Zweiter Abschnitt Notare

§ 5



Vor dem 30. Juni 1990 vom Minister der Justiz der Deutschen Demokratischen Republik berufene Notare sind des Amtes zu entheben, wenn sie nach ihrer Persönlichkeit für das Notaramt nicht geeignet sind, weil sie gegen die Grundsätze der Menschlichkeit oder der Rechtsstaatlichkeit insbesondere im Zusammenhang mit einer Tätigkeit als hauptamtlicher oder inoffizieller Mitarbeiter des Staatssicherheitsdienstes verstoßen haben.


§ 6



Nach dem 29. Juni 1990 aber vor dem 3. Oktober 1990 vom Minister der Justiz der Deutschen Demokratischen Republik bestellte Notare sind des Amtes zu entheben, wenn sie nach dem im Zeitpunkt der Entscheidung geltenden Recht nach ihrer Persönlichkeit für das Notaramt nicht geeignet waren, weil sie gegen die Grundsätze der Menschlichkeit oder der Rechtsstaatlichkeit insbesondere im Zusammenhang mit einer Tätigkeit als hauptamtlicher oder inoffizieller Mitarbeiter des Staatssicherheitsdienstes verstoßen haben.


§ 7



Tatsachen, die bei der Bestellung zum Notar in der Annahme rechtlicher Hinderungsgründe nicht verwertet worden sind, gelten nicht als bei der Entscheidung bekannt gewesen.


§ 8



Die Landesjustizverwaltungen sind berechtigt, die Unterlagen des Staatssicherheitsdienstes im Rahmen der Vorschriften des Stasi-Unterlagen-Gesetzes zu verwenden zur Prüfung, ob Notare des Amtes zu entheben sind, weil sie wegen Verstoßes gegen die Grundsätze der Menschlichkeit oder der Rechtsstaatlichkeit im Zusammenhang mit einer Tätigkeit als hauptamtlicher oder inoffizieller Mitarbeiter des Staatssicherheitsdienstes nach ihrer Persönlichkeit für das Notaramt nicht geeignet sind.

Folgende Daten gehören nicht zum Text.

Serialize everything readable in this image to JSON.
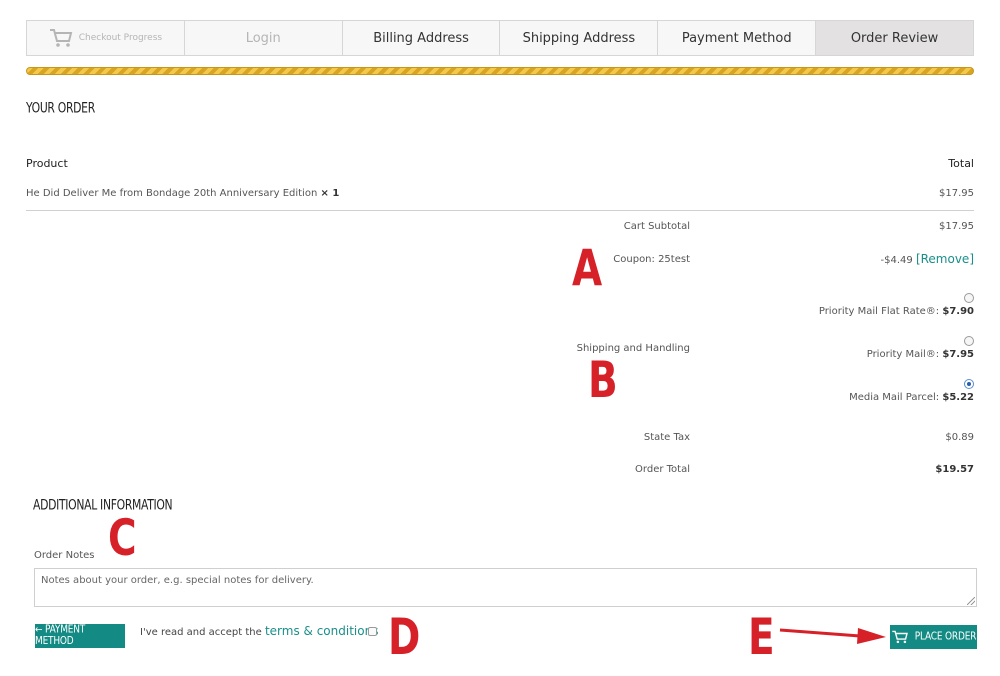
{
  "progress": {
    "steps": [
      {
        "label": "Checkout Progress"
      },
      {
        "label": "Login"
      },
      {
        "label": "Billing Address"
      },
      {
        "label": "Shipping Address"
      },
      {
        "label": "Payment Method"
      },
      {
        "label": "Order Review"
      }
    ]
  },
  "order": {
    "title": "YOUR ORDER",
    "col_product": "Product",
    "col_total": "Total",
    "item_name": "He Did Deliver Me from Bondage 20th Anniversary Edition",
    "item_qty": "× 1",
    "item_total": "$17.95",
    "subtotal_label": "Cart Subtotal",
    "subtotal_value": "$17.95",
    "coupon_label": "Coupon: 25test",
    "coupon_value": "-$4.49",
    "coupon_remove": "[Remove]",
    "shipping_label": "Shipping and Handling",
    "shipping_options": [
      {
        "name": "Priority Mail Flat Rate®:",
        "price": "$7.90",
        "selected": false
      },
      {
        "name": "Priority Mail®:",
        "price": "$7.95",
        "selected": false
      },
      {
        "name": "Media Mail Parcel:",
        "price": "$5.22",
        "selected": true
      }
    ],
    "tax_label": "State Tax",
    "tax_value": "$0.89",
    "total_label": "Order Total",
    "total_value": "$19.57"
  },
  "additional": {
    "title": "ADDITIONAL INFORMATION",
    "notes_label": "Order Notes",
    "notes_placeholder": "Notes about your order, e.g. special notes for delivery."
  },
  "footer": {
    "back_button": "← PAYMENT METHOD",
    "terms_prefix": "I've read and accept the",
    "terms_link": "terms & conditions",
    "place_order": "PLACE ORDER"
  },
  "annotations": {
    "a": "A",
    "b": "B",
    "c": "C",
    "d": "D",
    "e": "E"
  },
  "colors": {
    "accent_teal": "#138a83",
    "annotation_red": "#d62128",
    "progress_gold": "#f2c94c"
  }
}
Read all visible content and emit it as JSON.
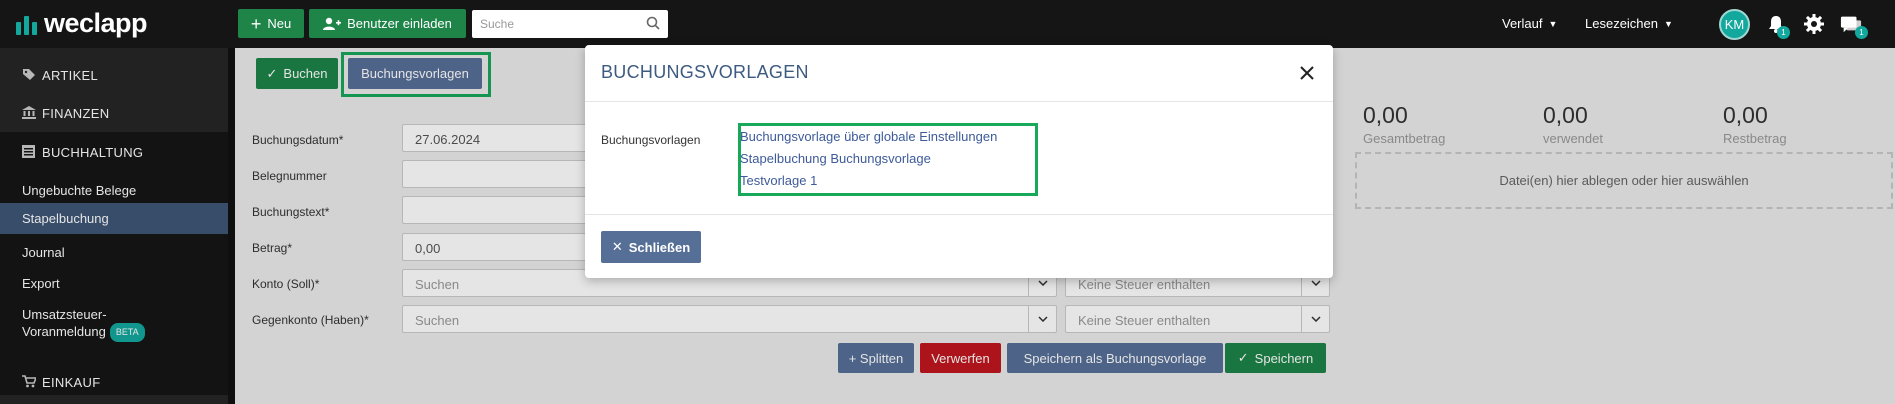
{
  "app": {
    "logo_text": "weclapp",
    "new_button": "Neu",
    "invite_button": "Benutzer einladen",
    "search_placeholder": "Suche",
    "history_label": "Verlauf",
    "bookmarks_label": "Lesezeichen",
    "avatar_initials": "KM",
    "notifications_count": "1",
    "messages_count": "1"
  },
  "sidebar": {
    "sections": [
      {
        "label": "ARTIKEL",
        "icon": "tags-icon"
      },
      {
        "label": "FINANZEN",
        "icon": "bank-icon"
      },
      {
        "label": "BUCHHALTUNG",
        "icon": "ledger-icon"
      }
    ],
    "items": [
      {
        "label": "Ungebuchte Belege"
      },
      {
        "label": "Stapelbuchung",
        "active": true
      },
      {
        "label": "Journal"
      },
      {
        "label": "Export"
      },
      {
        "label": "Umsatzsteuer-",
        "label2": "Voranmeldung",
        "badge": "BETA"
      }
    ],
    "bottom_section": {
      "label": "EINKAUF",
      "icon": "cart-icon"
    }
  },
  "toolbar": {
    "book_button": "Buchen",
    "templates_button": "Buchungsvorlagen"
  },
  "form": {
    "fields": [
      {
        "label": "Buchungsdatum*",
        "value": "27.06.2024"
      },
      {
        "label": "Belegnummer",
        "value": ""
      },
      {
        "label": "Buchungstext*",
        "value": ""
      },
      {
        "label": "Betrag*",
        "value": "0,00"
      },
      {
        "label": "Konto (Soll)*",
        "placeholder": "Suchen",
        "tax_placeholder": "Keine Steuer enthalten"
      },
      {
        "label": "Gegenkonto (Haben)*",
        "placeholder": "Suchen",
        "tax_placeholder": "Keine Steuer enthalten"
      }
    ],
    "actions": {
      "split": "+ Splitten",
      "discard": "Verwerfen",
      "save_template": "Speichern als Buchungsvorlage",
      "save": "Speichern"
    }
  },
  "summary": {
    "total": {
      "value": "0,00",
      "label": "Gesamtbetrag"
    },
    "used": {
      "value": "0,00",
      "label": "verwendet"
    },
    "rest": {
      "value": "0,00",
      "label": "Restbetrag"
    },
    "dropzone": "Datei(en) hier ablegen oder hier auswählen"
  },
  "modal": {
    "title": "BUCHUNGSVORLAGEN",
    "field_label": "Buchungsvorlagen",
    "templates": [
      "Buchungsvorlage über globale Einstellungen",
      "Stapelbuchung Buchungsvorlage",
      "Testvorlage 1"
    ],
    "close_button": "Schließen"
  },
  "colors": {
    "accent_green": "#1e8448",
    "brand_teal": "#13a89e",
    "button_blue": "#566f97",
    "danger_red": "#c1161d",
    "highlight_green": "#17a85a"
  }
}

Dritter Abschnitt Ehrenamtliche Richter

§ 9



(1) Zu dem Amt eines ehrenamtlichen Richters soll nicht berufen werden, wer

1.
gegen die Grundsätze der Menschlichkeit oder der Rechtsstaatlichkeit verstoßen hat oder

2.
wegen einer Tätigkeit als hauptamtlicher oder inoffizieller Mitarbeiter des Staatssicherheitsdienstes der ehemaligen Deutschen Demokratischen Republik im Sinne des § 6 Abs. 4 des Stasi-Unterlagen-Gesetzes vom 20. Dezember 1991 (BGBl. I S. 2272) oder als diesen Mitarbeitern nach § 6 Abs. 5 des Stasi-Unterlagen-Gesetzes gleichgestellte Person für das Amt eines ehrenamtlichen Richters nicht geeignet ist.

(2) Die für die Berufung zuständige Stelle kann zu diesem Zweck von dem Vorgeschlagenen eine schriftliche Erklärung verlangen, daß bei ihm die Voraussetzungen des Absatzes 1 nicht vorliegen.


§ 10



(1) Ein ehrenamtlicher Richter ist von seinem Amt abzuberufen, wenn nachträglich in § 9 Abs. 1 bezeichnete Umstände bekannt werden.

(2) Das Verfahren richtet sich nach den Vorschriften, die im übrigen für die Abberufung eines ehrenamtlichen Richters der jeweiligen Art gelten, soweit in den Absätzen 3 und 4 nichts anderes bestimmt ist.

(3) Wenn ein Antrag auf Abberufung gestellt oder ein Abberufungsverfahren von Amts wegen eingeleitet worden ist und der dringende Verdacht besteht, daß die Voraussetzungen des § 9 Abs. 1 vorliegen, kann das für die Abberufung zuständige Gericht anordnen, daß der ehrenamtliche Richter bis zur Entscheidung über die Abberufung das Amt nicht ausüben darf. Die Anordnung ist unanfechtbar.

(4) Die Entscheidung über die Abberufung ist unanfechtbar. Der abberufene ehrenamtliche Richter kann binnen eines Jahres nach Wirksamwerden der Entscheidung die Feststellung beantragen, daß die Voraussetzungen des § 9 Abs. 1 nicht vorgelegen haben. Über den Antrag entscheidet das nächsthöhere Gericht durch unanfechtbaren Beschluß. Ist das nächsthöhere Gericht ein oberstes Bundesgericht oder ist die Entscheidung von einem obersten Bundesgericht getroffen worden, entscheidet ein anderer Spruchkörper des Gerichts, das die Entscheidung getroffen hat. Ergibt sich nach den Sätzen 3 und 4 kein zuständiges Gericht, so entscheidet das Oberlandesgericht, in dessen Bezirk die Entscheidung getroffen worden ist; in den Ländern Brandenburg, Mecklenburg-Vorpommern, Sachsen, Sachsen-Anhalt und Thüringen tritt an die Stelle des Oberlandesgerichts der besondere Senat des Bezirksgerichts, soweit noch kein Oberlandesgericht besteht.


§ 11



Die §§ 9 und 10 gelten auch für ehrenamtliche Richter, die gewählt oder berufen werden oder worden sind nach der Ordnung zur Wahl und Berufung ehrenamtlicher Richter vom 1. September 1990 (GBl. I Nr. 62 S. 1553), die nach Anlage II Kapitel III Sachgebiet A Abschnitt I Nr. 8 des Einigungsvertrages vom 31. August 1990 (BGBl. 1990 II S. 885, 1153) fortgilt, in Verbindung mit Anlage I Kapitel III Sachgebiet A Abschnitt III Nr. 1 Buchstabe p des Einigungsvertrages vom 31. August 1990 (BGBl. 1990 II S. 885, 925) und § 37 des Richtergesetzes der Deutschen Demokratischen Republik vom 5. Juli 1990 (GBl. I Nr. 42 S. 637).


Vierter Abschnitt Änderung anderer Vorschriften, Inkrafttreten

§ 12



(Änderung von Vorschriften)


§ 13



(1) Dieses Gesetz tritt am Tage nach der Verkündung in Kraft.

(2) Die Landesjustizverwaltungen dürfen den Widerruf oder die Rücknahme der Zulassung zur Rechtsanwaltschaft nur für die Dauer von sechs Jahren nach Inkrafttreten dieses Gesetzes auf die §§ 1 und 2 stützen.